Cuando, desde fuera, nos paramos a pensar en un conflicto bélico tendemos a simplificar la cuestión visualizando a dos partes homogéneas con posturas inflexibles que, por la fuerza, tratan de tumbar en la lona al enemigo. Tendemos a simplificar también las conexiones internacionales de cada bando, agrupando a los aliados de cada rival en función de intereses políticos, sociales o económicos. Para el espectador, cuando no le toca directamente, un enfrentamiento de tal magnitud aparece en sus vidas por sorpresa, sin adivinar los detalles de sus causas.
Pero todo es mucho más complejo.
Cuando una situación escala hasta la violencia ha pasado por diferentes fases en las que el tono se ha ido recrudeciendo, las posturas alejando y, lo que es más importante, los intereses de cada uno de los implicados diluyendo. Es un proceso de décadas, en la mayor parte de los casos, con idas y venidas, periodos aparentemente tranquilos seguidos de explosiones de violencia. Y un proceso que se ha ido gestando durante tanto tiempo es improbable que pueda resolverse en su totalidad en una mesa de diálogo moderada por un neutral.
Una mesa de diálogo que, por otra parte, no incluye a todos los protagonistas con voz en el conflicto.
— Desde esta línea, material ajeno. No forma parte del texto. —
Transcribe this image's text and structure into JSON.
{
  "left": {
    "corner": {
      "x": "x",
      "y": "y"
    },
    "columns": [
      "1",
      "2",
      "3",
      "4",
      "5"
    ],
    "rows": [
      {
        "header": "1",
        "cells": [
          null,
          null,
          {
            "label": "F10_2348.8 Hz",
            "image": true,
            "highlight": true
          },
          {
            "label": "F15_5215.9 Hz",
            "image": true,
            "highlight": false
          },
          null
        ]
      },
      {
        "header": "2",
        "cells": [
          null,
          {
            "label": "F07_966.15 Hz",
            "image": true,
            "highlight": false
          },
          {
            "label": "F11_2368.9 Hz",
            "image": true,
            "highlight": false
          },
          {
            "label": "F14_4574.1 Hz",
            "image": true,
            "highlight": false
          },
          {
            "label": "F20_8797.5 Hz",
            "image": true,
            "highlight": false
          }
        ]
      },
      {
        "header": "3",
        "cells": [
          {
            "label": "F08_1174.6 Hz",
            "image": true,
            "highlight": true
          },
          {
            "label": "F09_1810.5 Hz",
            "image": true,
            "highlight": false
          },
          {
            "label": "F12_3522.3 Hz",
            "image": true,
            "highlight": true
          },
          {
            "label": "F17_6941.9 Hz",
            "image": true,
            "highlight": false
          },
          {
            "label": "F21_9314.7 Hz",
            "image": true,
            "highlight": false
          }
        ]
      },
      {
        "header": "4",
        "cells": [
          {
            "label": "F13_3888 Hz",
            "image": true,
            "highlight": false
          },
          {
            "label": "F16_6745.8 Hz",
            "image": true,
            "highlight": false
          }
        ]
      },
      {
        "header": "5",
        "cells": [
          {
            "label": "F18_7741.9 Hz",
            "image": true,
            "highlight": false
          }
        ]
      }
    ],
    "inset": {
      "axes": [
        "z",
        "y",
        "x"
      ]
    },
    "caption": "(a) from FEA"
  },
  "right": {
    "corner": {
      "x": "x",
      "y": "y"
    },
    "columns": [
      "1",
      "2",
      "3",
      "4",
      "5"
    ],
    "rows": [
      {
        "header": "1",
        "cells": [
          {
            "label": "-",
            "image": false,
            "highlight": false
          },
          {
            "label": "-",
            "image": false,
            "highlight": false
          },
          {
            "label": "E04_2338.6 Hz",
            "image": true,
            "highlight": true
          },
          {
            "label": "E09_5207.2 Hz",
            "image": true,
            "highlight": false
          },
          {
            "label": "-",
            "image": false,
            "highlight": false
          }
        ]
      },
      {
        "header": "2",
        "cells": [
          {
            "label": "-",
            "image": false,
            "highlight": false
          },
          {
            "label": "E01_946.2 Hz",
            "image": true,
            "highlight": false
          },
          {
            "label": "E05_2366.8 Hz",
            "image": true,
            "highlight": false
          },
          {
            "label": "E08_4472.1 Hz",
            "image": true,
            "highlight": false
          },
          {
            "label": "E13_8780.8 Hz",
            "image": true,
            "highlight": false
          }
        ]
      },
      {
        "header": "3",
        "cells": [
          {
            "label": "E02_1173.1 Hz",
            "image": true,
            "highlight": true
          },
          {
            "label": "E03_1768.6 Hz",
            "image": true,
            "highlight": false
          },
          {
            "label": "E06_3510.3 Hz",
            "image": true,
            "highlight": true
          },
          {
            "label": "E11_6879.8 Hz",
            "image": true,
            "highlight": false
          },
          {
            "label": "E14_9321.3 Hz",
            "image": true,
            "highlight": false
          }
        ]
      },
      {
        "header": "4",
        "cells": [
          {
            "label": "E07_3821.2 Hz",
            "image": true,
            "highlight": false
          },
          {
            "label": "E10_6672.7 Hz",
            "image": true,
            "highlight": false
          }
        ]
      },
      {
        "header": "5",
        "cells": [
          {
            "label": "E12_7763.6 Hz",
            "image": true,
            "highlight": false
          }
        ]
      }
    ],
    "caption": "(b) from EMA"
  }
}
De hecho, no podríamos hablar de bandos homogéneos, lo que simplificaría las conversaciones, sino de múltiples facciones en cada lado que se mueven por motivaciones diversas, a veces, contradictorias y cuyo único punto de conexión es el interés por derribar al enemigo común.
Así, en Siria se da una multiplicidad de facciones que no tienen un sólo ángulo sino que forma una extensiva variedad de combinaciones étnicas, religiosas, políticas… y que persiguen objetivos diferentes para la etapa posterior al conflicto. Quizás es más didáctico comprender lo complejo de la situación con un mapa a la vista.
Por esta razón, y por muchas otras, una mesa de diálogo es un comienzo nunca un final. Sentar a parte de los implicados entorno a una mesa es una buena señal que, para el logro del objetivo final, debe avanzar en etapas persiguiendo objetivos aparentemente menores, consolidando el diálogo y superando innumerables obstáculos. Pese a la percepción de fracaso "que ambas partes se acostumbren a sentarse en una misma sala, a detallar sus posiciones y escuchar al otro”, tal y como defiende el mediador en este proceso Lakhdar Brahimi es ya todo un triunfo.